Lockdown, by Rachel Dennis
This poem is read by Sophie Dumont, a Bath-based poet affiliated with Bath Spa University
The Poem
She prepares to sleep. She opens the window to maintain an optimal temperature of eighteen degrees Celsius. She hears a gush, a flood of water pouring into next-door’s fishpond. She is reminded of Victorian toilet blocks, with chain pull flushes and cisterns that never fill. She goes
downstairs. She turns on her mobile phone. She sends a text. Silence is restored. She gets into bed. She prepares to sleep. Her body is taut. She is hot and her legs are restless. Her mind is full of statistics. She adds the number of her husband’s daily sighs to the day’s death toll, subtracts
the number of tins of beans in the cupboard and multiplies it by the number of days it has been since she last drank a cappuccino. The figure she reaches is beside the point. She tells herself that worrying and fretting will not achieve the dream of getting to sleep. She tries counting sheep but her ears are assaulted
by the PA from the adjacent train station, the disembodied voice penetrating the black-out blindness of her bedroom. Who is he talking to, she wonders? There shouldn’t be any people on the platform in these lockdown days.
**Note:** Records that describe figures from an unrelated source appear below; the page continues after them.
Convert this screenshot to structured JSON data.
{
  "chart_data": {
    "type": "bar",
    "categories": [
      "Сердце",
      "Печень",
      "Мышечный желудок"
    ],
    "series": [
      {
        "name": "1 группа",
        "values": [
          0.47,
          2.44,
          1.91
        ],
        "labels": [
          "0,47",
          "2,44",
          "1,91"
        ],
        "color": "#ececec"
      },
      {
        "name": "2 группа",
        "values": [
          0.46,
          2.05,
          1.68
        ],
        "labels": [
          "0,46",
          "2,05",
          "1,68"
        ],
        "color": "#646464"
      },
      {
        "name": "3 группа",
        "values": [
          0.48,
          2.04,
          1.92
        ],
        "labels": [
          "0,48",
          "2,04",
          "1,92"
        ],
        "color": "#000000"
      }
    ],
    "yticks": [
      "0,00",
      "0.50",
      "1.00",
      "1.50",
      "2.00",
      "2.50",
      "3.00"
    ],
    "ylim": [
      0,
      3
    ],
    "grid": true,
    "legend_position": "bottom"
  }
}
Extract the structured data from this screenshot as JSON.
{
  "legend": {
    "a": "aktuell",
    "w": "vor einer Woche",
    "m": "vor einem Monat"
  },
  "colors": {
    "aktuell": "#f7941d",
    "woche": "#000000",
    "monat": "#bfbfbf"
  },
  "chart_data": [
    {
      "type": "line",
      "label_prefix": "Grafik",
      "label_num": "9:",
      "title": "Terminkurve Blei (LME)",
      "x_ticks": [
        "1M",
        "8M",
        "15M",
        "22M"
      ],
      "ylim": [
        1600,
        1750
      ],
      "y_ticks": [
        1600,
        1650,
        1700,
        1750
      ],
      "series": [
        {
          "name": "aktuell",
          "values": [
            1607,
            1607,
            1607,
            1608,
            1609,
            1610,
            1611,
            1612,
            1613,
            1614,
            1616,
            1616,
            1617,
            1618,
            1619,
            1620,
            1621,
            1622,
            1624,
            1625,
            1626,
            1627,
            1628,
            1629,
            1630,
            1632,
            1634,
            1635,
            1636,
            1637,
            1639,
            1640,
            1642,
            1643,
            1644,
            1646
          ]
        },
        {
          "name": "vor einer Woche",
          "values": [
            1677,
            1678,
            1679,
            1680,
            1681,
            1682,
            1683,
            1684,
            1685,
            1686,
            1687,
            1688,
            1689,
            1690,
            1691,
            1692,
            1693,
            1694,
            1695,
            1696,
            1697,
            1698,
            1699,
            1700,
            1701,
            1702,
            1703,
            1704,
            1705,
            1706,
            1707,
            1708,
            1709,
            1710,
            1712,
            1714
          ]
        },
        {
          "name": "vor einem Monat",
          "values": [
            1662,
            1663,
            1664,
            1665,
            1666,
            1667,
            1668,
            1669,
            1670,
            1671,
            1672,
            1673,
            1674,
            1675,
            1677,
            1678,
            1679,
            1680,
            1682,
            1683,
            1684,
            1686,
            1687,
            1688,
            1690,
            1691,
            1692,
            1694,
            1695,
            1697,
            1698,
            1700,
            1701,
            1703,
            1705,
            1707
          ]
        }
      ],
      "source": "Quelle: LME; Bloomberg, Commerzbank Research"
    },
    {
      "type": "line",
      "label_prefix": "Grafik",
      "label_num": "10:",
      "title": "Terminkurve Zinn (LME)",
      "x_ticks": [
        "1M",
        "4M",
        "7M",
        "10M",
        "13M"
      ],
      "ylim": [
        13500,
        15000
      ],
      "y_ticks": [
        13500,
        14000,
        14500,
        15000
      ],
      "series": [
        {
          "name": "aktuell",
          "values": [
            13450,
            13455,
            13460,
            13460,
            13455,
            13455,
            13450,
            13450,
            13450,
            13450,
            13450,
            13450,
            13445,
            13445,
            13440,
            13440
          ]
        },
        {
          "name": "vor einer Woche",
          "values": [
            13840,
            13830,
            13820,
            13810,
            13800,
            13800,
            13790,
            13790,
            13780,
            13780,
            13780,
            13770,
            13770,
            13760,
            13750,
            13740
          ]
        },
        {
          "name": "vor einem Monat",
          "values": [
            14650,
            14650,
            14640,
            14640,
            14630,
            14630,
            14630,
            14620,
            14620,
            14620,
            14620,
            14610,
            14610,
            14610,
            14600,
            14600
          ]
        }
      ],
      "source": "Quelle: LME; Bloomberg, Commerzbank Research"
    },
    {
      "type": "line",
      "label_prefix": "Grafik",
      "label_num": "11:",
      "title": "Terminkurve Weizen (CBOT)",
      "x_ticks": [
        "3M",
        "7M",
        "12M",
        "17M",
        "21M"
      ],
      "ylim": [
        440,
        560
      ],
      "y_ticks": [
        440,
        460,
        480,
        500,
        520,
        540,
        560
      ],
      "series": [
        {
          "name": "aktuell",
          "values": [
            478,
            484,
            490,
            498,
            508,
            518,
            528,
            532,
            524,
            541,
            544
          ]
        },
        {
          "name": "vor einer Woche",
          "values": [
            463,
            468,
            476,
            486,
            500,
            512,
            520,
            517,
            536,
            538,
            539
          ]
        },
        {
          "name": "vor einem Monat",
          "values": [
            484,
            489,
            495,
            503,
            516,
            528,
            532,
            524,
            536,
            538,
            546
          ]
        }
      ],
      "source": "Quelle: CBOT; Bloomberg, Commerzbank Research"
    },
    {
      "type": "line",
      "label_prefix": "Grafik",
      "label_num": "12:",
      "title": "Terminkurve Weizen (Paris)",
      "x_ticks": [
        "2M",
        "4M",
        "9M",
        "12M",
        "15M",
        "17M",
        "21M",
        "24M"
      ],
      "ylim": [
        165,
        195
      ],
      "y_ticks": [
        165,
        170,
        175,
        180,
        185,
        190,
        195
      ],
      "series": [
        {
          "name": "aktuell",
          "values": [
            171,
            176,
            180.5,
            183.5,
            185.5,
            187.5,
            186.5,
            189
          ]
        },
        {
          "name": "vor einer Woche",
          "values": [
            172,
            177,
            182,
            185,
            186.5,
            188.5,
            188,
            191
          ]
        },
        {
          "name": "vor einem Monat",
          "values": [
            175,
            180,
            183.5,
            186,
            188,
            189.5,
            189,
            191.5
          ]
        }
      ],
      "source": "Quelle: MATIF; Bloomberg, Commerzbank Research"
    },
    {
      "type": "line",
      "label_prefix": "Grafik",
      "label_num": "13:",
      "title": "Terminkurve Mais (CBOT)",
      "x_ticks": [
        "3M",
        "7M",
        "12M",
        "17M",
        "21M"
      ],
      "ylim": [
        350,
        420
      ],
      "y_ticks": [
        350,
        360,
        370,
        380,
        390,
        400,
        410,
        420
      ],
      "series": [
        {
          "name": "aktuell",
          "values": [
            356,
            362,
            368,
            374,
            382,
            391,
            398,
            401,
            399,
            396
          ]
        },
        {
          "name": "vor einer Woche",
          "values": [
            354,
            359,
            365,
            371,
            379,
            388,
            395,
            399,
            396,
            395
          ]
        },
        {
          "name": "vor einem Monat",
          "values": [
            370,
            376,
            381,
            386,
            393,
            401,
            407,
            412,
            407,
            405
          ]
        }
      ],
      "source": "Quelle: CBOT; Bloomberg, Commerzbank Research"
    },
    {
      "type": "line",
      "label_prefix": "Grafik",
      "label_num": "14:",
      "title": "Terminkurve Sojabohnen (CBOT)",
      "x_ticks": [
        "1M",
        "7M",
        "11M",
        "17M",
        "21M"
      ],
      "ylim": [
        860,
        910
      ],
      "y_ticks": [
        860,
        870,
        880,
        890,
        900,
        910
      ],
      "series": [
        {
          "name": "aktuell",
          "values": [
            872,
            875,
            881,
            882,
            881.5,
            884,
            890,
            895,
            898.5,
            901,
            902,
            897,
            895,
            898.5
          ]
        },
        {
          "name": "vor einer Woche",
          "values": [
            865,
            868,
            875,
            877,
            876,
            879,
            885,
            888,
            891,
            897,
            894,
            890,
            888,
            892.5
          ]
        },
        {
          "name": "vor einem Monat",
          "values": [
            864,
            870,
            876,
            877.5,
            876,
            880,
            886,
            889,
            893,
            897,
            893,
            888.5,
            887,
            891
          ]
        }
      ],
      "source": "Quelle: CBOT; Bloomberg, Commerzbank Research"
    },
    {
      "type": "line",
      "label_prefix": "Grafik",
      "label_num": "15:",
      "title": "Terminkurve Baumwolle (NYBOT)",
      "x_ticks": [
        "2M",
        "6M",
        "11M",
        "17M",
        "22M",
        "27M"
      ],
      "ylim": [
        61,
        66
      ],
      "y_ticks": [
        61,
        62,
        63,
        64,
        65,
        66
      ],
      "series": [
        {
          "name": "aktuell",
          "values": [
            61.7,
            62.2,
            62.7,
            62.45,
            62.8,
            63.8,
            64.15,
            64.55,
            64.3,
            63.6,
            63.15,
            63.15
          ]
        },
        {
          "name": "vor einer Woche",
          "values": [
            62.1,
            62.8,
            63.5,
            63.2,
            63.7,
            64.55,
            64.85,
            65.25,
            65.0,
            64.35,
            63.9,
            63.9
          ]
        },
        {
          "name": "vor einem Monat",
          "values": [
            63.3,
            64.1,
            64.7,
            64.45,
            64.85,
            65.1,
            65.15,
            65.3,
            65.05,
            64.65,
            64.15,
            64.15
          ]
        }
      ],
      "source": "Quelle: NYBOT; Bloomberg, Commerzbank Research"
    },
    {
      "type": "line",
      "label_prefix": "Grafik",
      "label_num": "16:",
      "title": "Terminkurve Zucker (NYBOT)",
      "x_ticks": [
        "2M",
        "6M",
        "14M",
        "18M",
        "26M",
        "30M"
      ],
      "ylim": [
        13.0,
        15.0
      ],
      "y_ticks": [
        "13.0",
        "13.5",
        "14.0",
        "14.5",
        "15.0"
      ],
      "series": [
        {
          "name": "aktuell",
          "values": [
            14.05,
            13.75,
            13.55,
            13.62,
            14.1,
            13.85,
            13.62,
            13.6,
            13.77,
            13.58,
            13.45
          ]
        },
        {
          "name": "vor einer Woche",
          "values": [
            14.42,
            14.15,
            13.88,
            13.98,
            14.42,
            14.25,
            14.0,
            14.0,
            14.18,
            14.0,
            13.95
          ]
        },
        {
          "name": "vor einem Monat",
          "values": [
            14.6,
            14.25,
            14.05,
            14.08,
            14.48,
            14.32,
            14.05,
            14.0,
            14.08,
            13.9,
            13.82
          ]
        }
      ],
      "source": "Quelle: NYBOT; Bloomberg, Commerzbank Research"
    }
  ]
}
She thinks about her cat, who is nearly 16. That day the cat had experienced an episode of vestibular
disturbance. She sees again the poor creature wobbling on her back legs, her pupils enlarged with fear and confusion. Via video conference, the vet thinks it a one-off, but she knows the eventual outcome. Her mind ruminates over death, disease and the dismantling of her life as she knows it. She turns to the left. She turns to the
right. She lies on her back. A freight train squeals to a stop in the depot, its wagons clanking one by one. In the distance she hears the faint wail of a siren, an ambulance carrying another COVID19 case to the hospital, another patient alone in a time of crisis who cannot be held or comforted by those they love. She wishes she could
click her mind to sleep mode. She wishes she could relax but there is nothing to be relaxed about. She hears her husband’s gentle snores. She gets up. She goes downstairs. She sits on the sofa. The cat jumps up on to her lap. She caresses the cat’s old bones. She closes her eyes.